China ha sabido aprovechar más que los otros países asiáticos las oportunidades que le da Latinoamérica, como el caso de Venezuela, en donde últimamente suscribieron ocho acuerdos en un acto atestiguado por los mandatarios venezolano Hugo Chávez y chino Jiang Zemin .Venezuela y China estrecharon sus vínculos energéticos con la firma de un acuerdo para la construcción de una refinería en la provincia sureña china de Guandong.
El convenio es ventajoso para ambas partes, porque Venezuela asegura para su inagotable petróleo un cliente gigante y China garantiza parte de su suministro ante su avidez de combustibles debido a su acelerado crecimiento económico.
Conforme al acuerdo, la refinería en China procesará a diario 400. 000 barriles de petróleo enviados por Venezuela.
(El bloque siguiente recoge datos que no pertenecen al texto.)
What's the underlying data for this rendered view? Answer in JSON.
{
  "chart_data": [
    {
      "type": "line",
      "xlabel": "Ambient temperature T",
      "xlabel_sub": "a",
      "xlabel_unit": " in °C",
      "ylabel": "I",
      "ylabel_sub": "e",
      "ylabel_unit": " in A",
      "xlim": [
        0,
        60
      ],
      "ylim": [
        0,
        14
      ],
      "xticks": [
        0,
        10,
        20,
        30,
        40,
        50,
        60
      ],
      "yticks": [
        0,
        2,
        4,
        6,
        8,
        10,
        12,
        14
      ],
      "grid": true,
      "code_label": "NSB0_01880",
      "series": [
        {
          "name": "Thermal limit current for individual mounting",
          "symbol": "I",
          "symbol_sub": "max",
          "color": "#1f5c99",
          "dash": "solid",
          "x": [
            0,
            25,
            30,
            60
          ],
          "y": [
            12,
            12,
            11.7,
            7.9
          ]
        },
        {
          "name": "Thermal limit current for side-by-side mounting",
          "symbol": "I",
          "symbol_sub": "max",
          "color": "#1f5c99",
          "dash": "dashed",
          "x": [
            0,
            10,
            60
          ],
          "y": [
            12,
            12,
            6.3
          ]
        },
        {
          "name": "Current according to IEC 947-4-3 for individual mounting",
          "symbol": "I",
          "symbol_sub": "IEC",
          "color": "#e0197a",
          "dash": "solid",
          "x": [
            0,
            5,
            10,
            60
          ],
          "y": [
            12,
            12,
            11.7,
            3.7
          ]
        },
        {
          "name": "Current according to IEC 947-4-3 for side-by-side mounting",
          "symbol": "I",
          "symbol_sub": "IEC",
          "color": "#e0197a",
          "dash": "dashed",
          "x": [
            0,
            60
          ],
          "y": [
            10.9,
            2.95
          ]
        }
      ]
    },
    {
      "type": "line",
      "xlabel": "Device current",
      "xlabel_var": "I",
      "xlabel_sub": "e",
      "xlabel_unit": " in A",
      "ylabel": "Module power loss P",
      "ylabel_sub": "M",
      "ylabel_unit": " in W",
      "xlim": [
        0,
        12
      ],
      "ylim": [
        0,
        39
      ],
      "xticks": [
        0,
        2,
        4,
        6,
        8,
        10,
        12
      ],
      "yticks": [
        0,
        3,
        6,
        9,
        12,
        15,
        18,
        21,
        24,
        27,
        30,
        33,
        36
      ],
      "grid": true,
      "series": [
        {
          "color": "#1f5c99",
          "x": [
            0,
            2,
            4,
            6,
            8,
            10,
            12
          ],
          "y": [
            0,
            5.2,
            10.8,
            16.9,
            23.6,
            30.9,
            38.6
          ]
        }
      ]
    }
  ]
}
Las empresas estatales Petróleos de Venezuela (PDVSA) y PetroChina el acuerdo para la construcción de la refinería Gaolan Dao, durante la visita al país sudamericano del viceprimer ministro chino Hui Liangyu
No se debe olvidar, que la crisis asiática, cuyos efectos en el resto del mundo significaron la agudización de la crisis en Rusia y ha implicado la desaceleración en el crecimiento económico de Latinoamérica, al parecer ha tocado ya fondo y puede avizorarse una luz al final del túnel. Sus efectos en Latinoamérica se han sentido fuertemente pero el paquete de 41,000 millones de dólares orquestado por el Fondo Monetario Internacional (FMI) para salvar a la economía brasileña al parecer evitara que esta economía entre en una crisis aguda que podría afectar mas directamente a los países latinoamericanos y a nuestro país.